The Law and Society Association will honor an Indiana University Maurer School of Law professor this week at its 2024 Annual Meeting in Denver from June 6-9.
Professor India Thusi will receive the John Hope Franklin Prize, recognizing exceptional scholarship in the field of Race, Racism and the Law.
Thusi’s winning work, “The Racialized History of Vice Policing,” was published in the UCLA Law Review in 2023.
“The article provides an enduring scholarly contribution at the intersection of policing, abolition, and legal history,” according to the LSA. “Thusi adopts an abolitionist framework and provides a much-needed analysis of vice policing as a mechanism to sustain racism and racialized marginalization. This well-written and compelling article is the beginning of a rich and important project that will continue to open up new avenues in research on race, racism, and law for years to come.”
The Franklin Prize is awarded for an article published in the two calendar years prior to the award year. The competition is open to all forms of law and society scholarship, to authors at any stage of their careers, and to authors from any country of origin. Articles may be published in any scholarly journal, including socio-legal journals, journals in other disciplines, and law reviews, or may be a chapter in a book volume.

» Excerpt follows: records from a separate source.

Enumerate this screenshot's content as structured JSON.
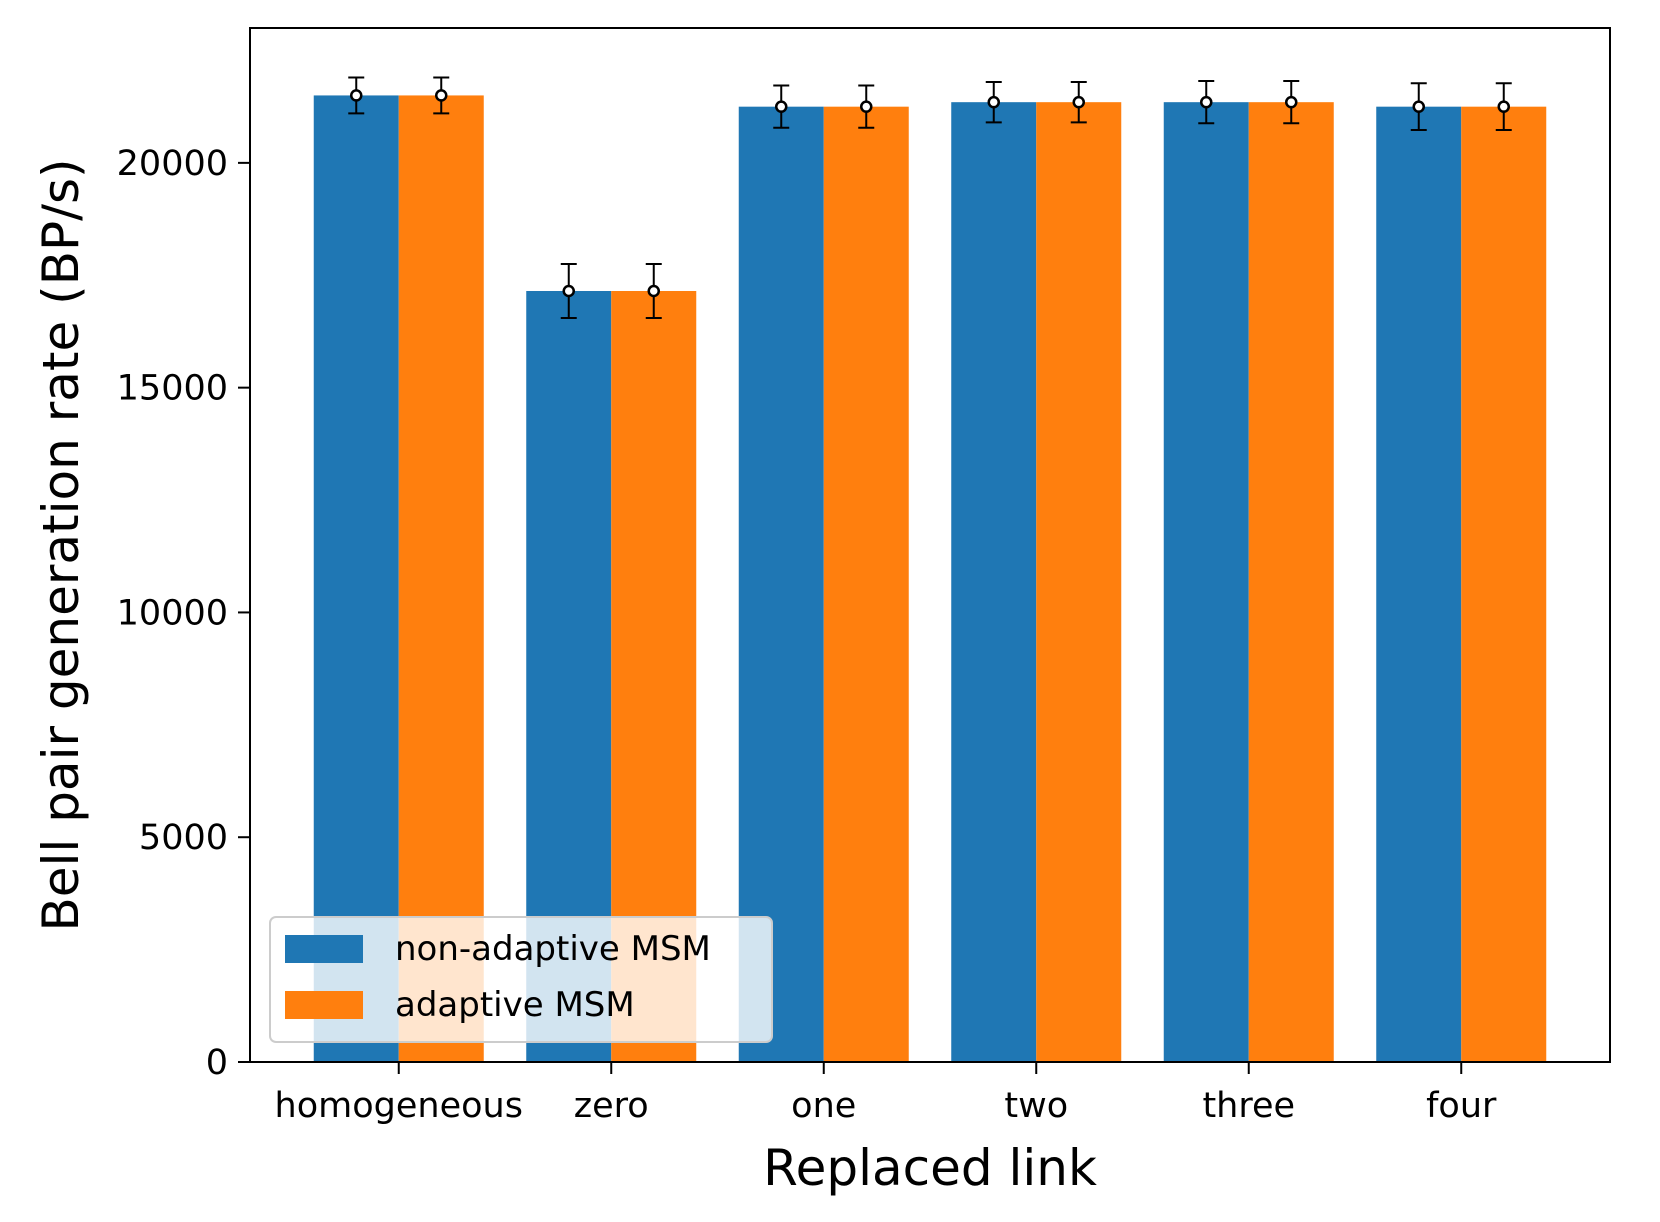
{
  "chart_data": {
    "type": "bar",
    "title": "",
    "xlabel": "Replaced link",
    "ylabel": "Bell pair generation rate (BP/s)",
    "ylim": [
      0,
      23000
    ],
    "yticks": [
      0,
      5000,
      10000,
      15000,
      20000
    ],
    "ytick_labels": [
      "0",
      "5000",
      "10000",
      "15000",
      "20000"
    ],
    "categories": [
      "homogeneous",
      "zero",
      "one",
      "two",
      "three",
      "four"
    ],
    "series": [
      {
        "name": "non-adaptive MSM",
        "color": "#1f77b4",
        "values": [
          21500,
          17150,
          21250,
          21350,
          21350,
          21250
        ],
        "error": [
          400,
          600,
          470,
          450,
          470,
          520
        ]
      },
      {
        "name": "adaptive MSM",
        "color": "#ff7f0e",
        "values": [
          21500,
          17150,
          21250,
          21350,
          21350,
          21250
        ],
        "error": [
          400,
          600,
          470,
          450,
          470,
          520
        ]
      }
    ],
    "grid": false,
    "legend": {
      "position": "lower-left",
      "entries": [
        "non-adaptive MSM",
        "adaptive MSM"
      ]
    }
  }
}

Thusi is the Charles L. Whistler Faculty Fellow at the Law School, and a senior scientist at Indiana University’s Kinsey Institute. Her research examines racial and sexual hierarchies as they relate to policing, race, and gender. Thusi’s research is inextricably connected to her previous legal experience at organizations like the American Civil Liberties Union, Human Rights Watch, the Center for Constitutional Rights, and—most recently—The Opportunity Agenda, a social justice communication lab that collaborates to effect lasting policy and culture change.
She was selected as a Fulbright U.S. Global Scholar for 2020-2023.
“I am so pleased to see Professor Thusi’s scholarship recognized by the Law and Society Association,” said Indiana Law Dean Christiana Ochoa. “The John Hope Franklin Prize is a prestigious honor won in the past by scholars at Northwestern, Harvard, and UC-Berkeley, and I am proud Professor Thusi will join them.”
The Law and Society Association is an interdisciplinary scholarly organization committed to social scientific, interpretive, and historical analyses of law across multiple social contexts.